Harga minyak sempat menanjak hingga Oktober saat Amerika Serikat memberikan keringanan yang lebih besar dari yang diperkirakan kepada importir minyak Iran dan permintaan di negara berkembang mulai merosot.
Namun, harga minyak kembali terseret turun oleh kekhawatiran kelebihan pasokan dan sanksi baru AS terhadap Iran yang mengemuka beberapa waktu terakhir. Keputusan akhir tahun OPEC dan sekutunya Rusia untuk menurunkan produksi minyak bahkan tak cukup mengerek harga minyak.
"OPEC ada di luar sana memotong, tetapi pasar tidak benar-benar menghargai itu," ujar Phillip Streible, ahli strategi pasar senior di RJO Futures.
Harga minyak turun lebih dari sepertiga kuartal ini, penurunan kuartalan paling curam sejak kuartal keempat 2014.
Minyak mentah berjangka mencatat kenaikan moderat pada hari Senin (31/12). Brent menetap naik 59 sen, atau 1,1 persen, pada US$ 53,80 per barel, sementara WTI menetap 8 sen lebih tinggi pada US$ 45,41 per barel.

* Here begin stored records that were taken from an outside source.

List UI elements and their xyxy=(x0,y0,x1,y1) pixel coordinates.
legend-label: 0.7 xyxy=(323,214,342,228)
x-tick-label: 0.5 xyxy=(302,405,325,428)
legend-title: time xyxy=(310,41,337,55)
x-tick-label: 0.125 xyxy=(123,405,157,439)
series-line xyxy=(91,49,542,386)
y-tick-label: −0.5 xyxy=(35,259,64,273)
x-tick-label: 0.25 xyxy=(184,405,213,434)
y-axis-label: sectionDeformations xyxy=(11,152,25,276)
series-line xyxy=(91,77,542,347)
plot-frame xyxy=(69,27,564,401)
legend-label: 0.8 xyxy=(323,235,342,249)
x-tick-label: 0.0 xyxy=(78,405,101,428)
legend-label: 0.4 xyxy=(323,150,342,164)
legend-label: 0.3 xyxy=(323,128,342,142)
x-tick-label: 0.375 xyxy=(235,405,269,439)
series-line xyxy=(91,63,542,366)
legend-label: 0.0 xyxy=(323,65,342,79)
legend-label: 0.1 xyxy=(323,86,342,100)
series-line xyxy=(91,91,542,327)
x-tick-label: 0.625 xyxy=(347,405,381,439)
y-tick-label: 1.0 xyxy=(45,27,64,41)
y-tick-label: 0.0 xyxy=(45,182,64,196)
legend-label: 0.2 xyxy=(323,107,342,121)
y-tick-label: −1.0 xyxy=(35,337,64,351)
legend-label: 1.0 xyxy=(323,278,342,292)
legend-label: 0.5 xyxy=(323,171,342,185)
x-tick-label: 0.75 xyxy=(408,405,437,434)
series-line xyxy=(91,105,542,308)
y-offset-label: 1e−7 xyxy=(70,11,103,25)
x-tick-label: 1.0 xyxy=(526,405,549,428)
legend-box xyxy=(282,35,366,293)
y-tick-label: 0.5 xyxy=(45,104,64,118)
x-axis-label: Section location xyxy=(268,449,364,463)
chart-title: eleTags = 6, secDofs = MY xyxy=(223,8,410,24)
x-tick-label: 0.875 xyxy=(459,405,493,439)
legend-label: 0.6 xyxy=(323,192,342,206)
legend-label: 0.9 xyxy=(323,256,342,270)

Berdasarkan jajak pendapat Reuters, analis telah berubah pesimis atau bearish pada 2019. Sebuah survei terhadap 32 ekonom dan analis memperkirakan harga Brent rata-rata $ 69,13 tahun depan, lebih rendah $US5 dari proyeksi bulan lalu, juga lebih rendah dibandingkan dengan harga riil rata-rata minyak US$71,76 pada 2018.
Brent, patokan global, naik hampir sepertiga antara Januari dan Oktober, ke level tertinggi US$86,74 sejak akhir 2014. Harga naik hampir sepanjang tahun melanjutkan pemulihan pada 2017. Sanksi AS yang diperbarui terhadap Iran mengerek harga hingga Oktober.
Namun, ketika Washington secara tak terduga memberikan keringanan sanksi kepada pembeli minyak terbesar Iran, kekhawatiran tentang kelebihan pasokan global dan pertumbuhan ekonomi yang lambat mempengaruhi pasar.
"Produsen OPEC dan non-OPEC menemukan diri mereka bersaing dengan pasokan tambahan dari AS yang membanjiri pasar," kata Andy Lipow, Presiden Lipow Oil Associates di Houston.
OPEC+ membuka keran di musim gugur karena permintaan mengurangi persediaan global, kemudian berbalik arah mengurangi pasokan karena harga jatuh.
Kelompok produsen sekarang berencana untuk memotong 1,2 juta barel per hari (bpd) mulai 1 Januari. Langkah ini diambil sebagai kekhawatiran perang perdagangan AS-Cina, penurunan harga saham AS dan meningkatnya produksi serpih AS dan suku bunga akan mengganggu permintaan global mendorong minyak mentah menurunkan.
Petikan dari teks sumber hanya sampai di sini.